The defense is basically that your injuries were already there. In order for the insurance company to substantiate these claims, it dig into your personal medical history to look for any prior complaints of similar injuries. Of course, this defense does not really make sense if the insurer cannot find anything in your medical records to suggest that you had a pre-existing injury. However, if there is any inclination of a past similar injury, the insurance company will capitalize on this defense. Nonetheless, even if you had a prior similar injury, it does not mean that you do not have a case. If there is a reasonable explanation, then you can still explain why and how this particular incident caused this injury. For example, let’s say you had a prior car accident 5 years in the past and treated conservatively via physical therapy for a back injury and went 5 years with no other complaints of back injuries. If you are involved in another wreck where you sustained back injuries, then it is still reasonable to assume that the prior back problem was resolved before the second collision.
Gaps in Medical Treatment
Another popular defense tactic is arguing that gaps in medical treatment means no there is no injury. That means that at the time of the incident, you may not feel pain yet, may think that time will heal the pain, or may not be able to afford the medical treatment, the insurance company will claim that if you were really hurt by that incident, then you would have gone to the doctor immediately. Thus, it is important to seek medical treatment as soon as possible after an incident involving an injury occurs in order to combat this defense.
No Objective Findings in Reports
Whether it be a back injury or a traumatic brain injury, insurance companies often use imaging reports, such as x-rays, CT scans, and MRIs, where there are no findings to argue that there is no injury. For example, you may have neck and back pain, go to the hospital, and get an x-ray where the x-ray is normal. Similarly, you may have suffered from a traumatic brain injury with post-concussional syndrome as a result of an incident, but a CT scan at the hospital was normal. There are two arguments that the insurance company or defense can make. The first is that there is no injury. The second is, because there was no injury shown, they are not responsible for paying for the diagnostic testing. What is the solution to this issue? Keep going to the doctor if you have symptoms. A medical doctor can make a clinical assessment and diagnosis to explain the symptoms based on your medical history and his or her professional expertise.

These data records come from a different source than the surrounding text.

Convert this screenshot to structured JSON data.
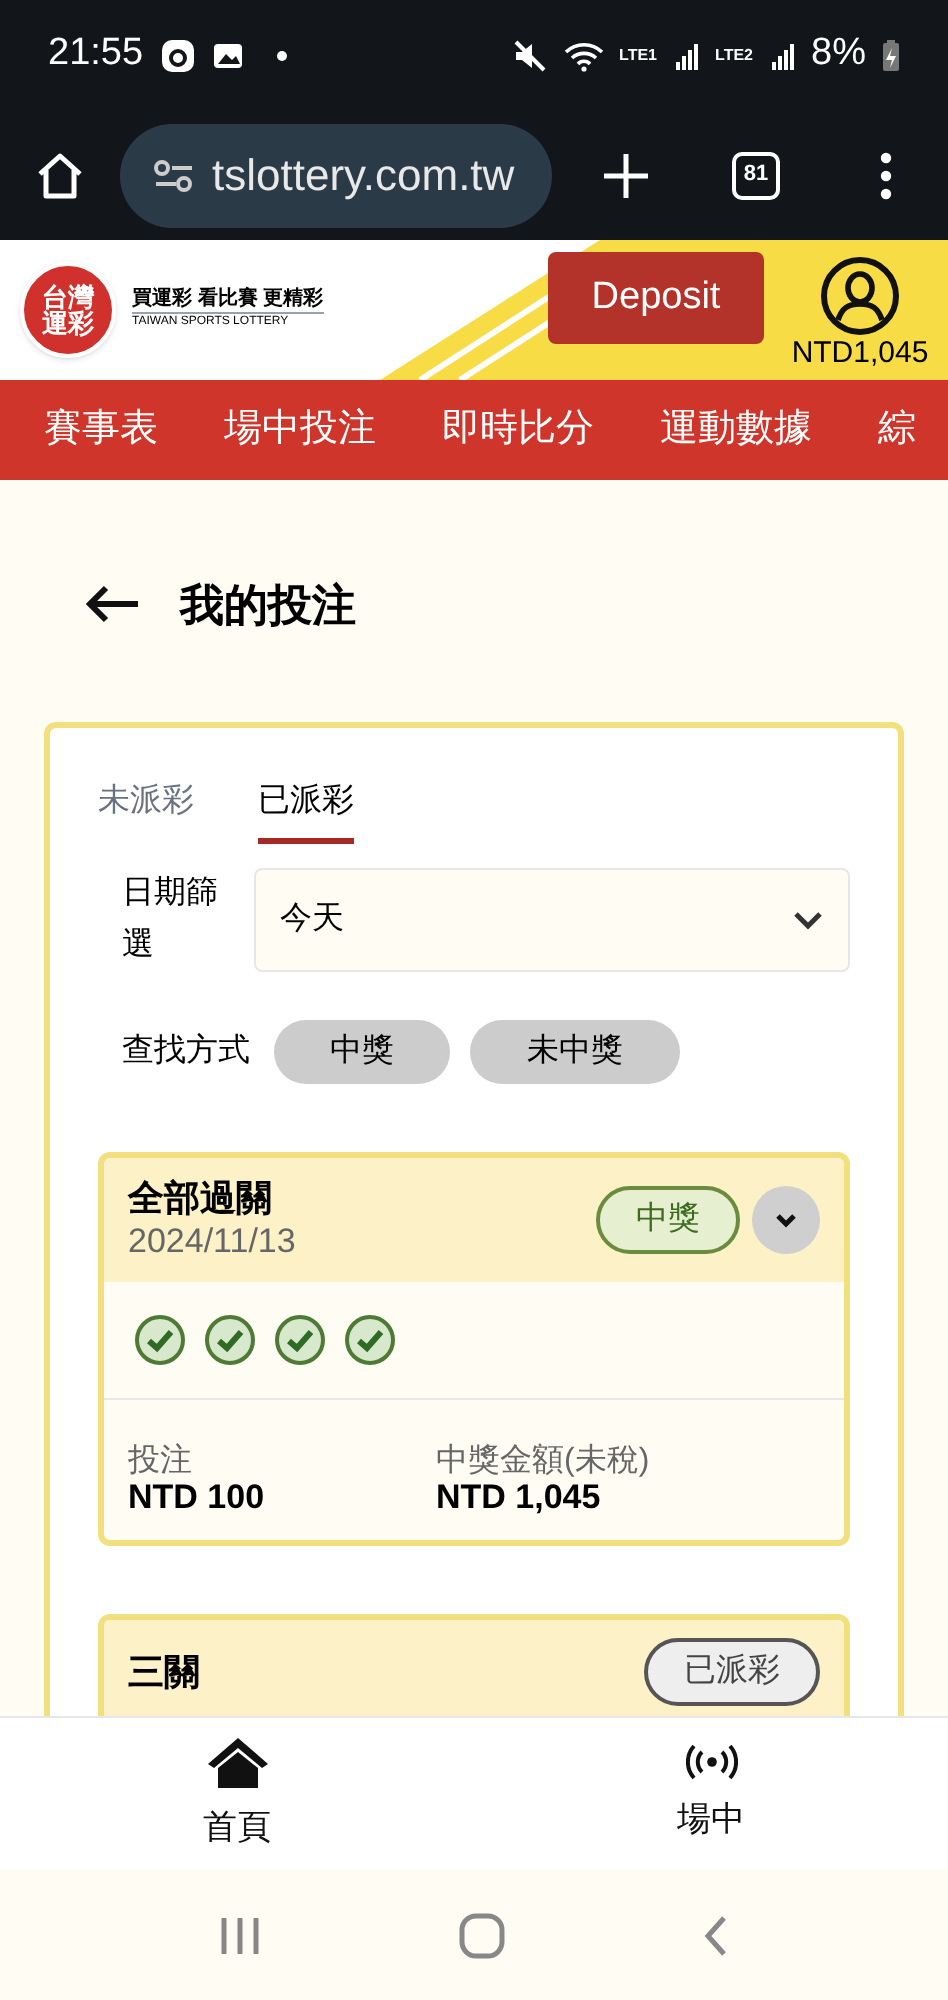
{
  "status_bar": {
    "time": "21:55",
    "sim1": "LTE1",
    "sim2": "LTE2",
    "battery": "8%"
  },
  "browser": {
    "url": "tslottery.com.tw",
    "tab_count": "81"
  },
  "header": {
    "logo": "台灣運彩",
    "tagline": "買運彩 看比賽 更精彩",
    "tagline_en": "TAIWAN SPORTS LOTTERY",
    "deposit": "Deposit",
    "balance": "NTD1,045"
  },
  "nav": [
    "賽事表",
    "場中投注",
    "即時比分",
    "運動數據",
    "綜"
  ],
  "page_title": "我的投注",
  "tabs": [
    {
      "label": "未派彩",
      "selected": false
    },
    {
      "label": "已派彩",
      "selected": true
    }
  ],
  "date_filter": {
    "label": "日期篩選",
    "value": "今天"
  },
  "search_by": {
    "label": "查找方式",
    "options": [
      {
        "label": "中獎",
        "selected": false
      },
      {
        "label": "未中獎",
        "selected": false
      }
    ]
  },
  "bets": [
    {
      "title": "全部過關",
      "date": "2024/11/13",
      "status": "中獎",
      "kind": "won",
      "expanded": false,
      "legs": [
        {
          "won": true
        },
        {
          "won": true
        },
        {
          "won": true
        },
        {
          "won": true
        }
      ],
      "stake_label": "投注",
      "stake": "NTD 100",
      "payout_label": "中獎金額(未稅)",
      "payout": "NTD 1,045"
    },
    {
      "title": "三關",
      "status": "已派彩",
      "kind": "settled"
    }
  ],
  "bottom_nav": [
    {
      "label": "首頁",
      "kind": "home"
    },
    {
      "label": "場中",
      "kind": "live"
    }
  ]
}
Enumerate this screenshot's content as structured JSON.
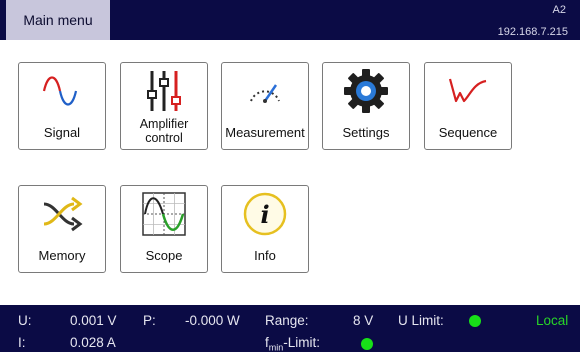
{
  "header": {
    "menu_title": "Main menu",
    "device_id": "A2",
    "ip_address": "192.168.7.215",
    "bar_color": "#0b0b45"
  },
  "tiles": {
    "signal": {
      "label": "Signal",
      "icon": "sine-wave-icon"
    },
    "amplifier": {
      "label_line1": "Amplifier",
      "label_line2": "control",
      "icon": "sliders-icon"
    },
    "measurement": {
      "label": "Measurement",
      "icon": "gauge-icon"
    },
    "settings": {
      "label": "Settings",
      "icon": "gear-icon"
    },
    "sequence": {
      "label": "Sequence",
      "icon": "sequence-wave-icon"
    },
    "memory": {
      "label": "Memory",
      "icon": "shuffle-icon"
    },
    "scope": {
      "label": "Scope",
      "icon": "oscilloscope-icon"
    },
    "info": {
      "label": "Info",
      "icon": "info-icon"
    }
  },
  "status": {
    "u_label": "U:",
    "u_value": "0.001 V",
    "p_label": "P:",
    "p_value": "-0.000 W",
    "range_label": "Range:",
    "range_value": "8 V",
    "u_limit_label": "U Limit:",
    "u_limit_state_color": "#18e018",
    "mode": "Local",
    "i_label": "I:",
    "i_value": "0.028 A",
    "fmin_limit_main": "f",
    "fmin_limit_sub": "min",
    "fmin_limit_rest": "-Limit:",
    "fmin_limit_state_color": "#18e018"
  }
}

Reasonableness of Medical Bills
Another popular defense is the reasonableness of the medical bills you have incurred. The law allows you to recover for the medical bills incurred, without any regard to whether health insurance or medical payments insurance covered the bills. Typically, insurance companies attempt to reduce medical bills submitted in a pre-suit settlement negotiation, arguing as to the reasonableness of the billing. This argument is more difficult when it comes to the actual trial of the case, but is a possible defense used to lower the award for medical expenses.
Low or No Property Damage
One of the classic defenses in a car accident case is the argument that low property damage cannot cause injuries. If there is a wreck and there is no damage to your car at all, the insurance company will suggest that you cannot possibly be injured. If this is the case, the first thing I would do is to get a photograph of the other person’s car to see if their car sustained significant damage. Looking under the car is also important, as sometimes a wreck can damage a vehicle underneath without causing damage to the body of the car. With the way that cars are built, it is possible and common for property damage to be low in a wreck that causes injuries.
Disputed Liability Car Wrecks
In car wreck cases, insurance companies sometimes will suggest that both parties are at fault for the collision or that you had the “last clear chance” to avoid the collision, even if you had the right of way. You should have turned your brakes on, slowed down, or you shouldn’t have been driving so fast. Whether or not that is a legitimate defense is something that an attorney can help you with.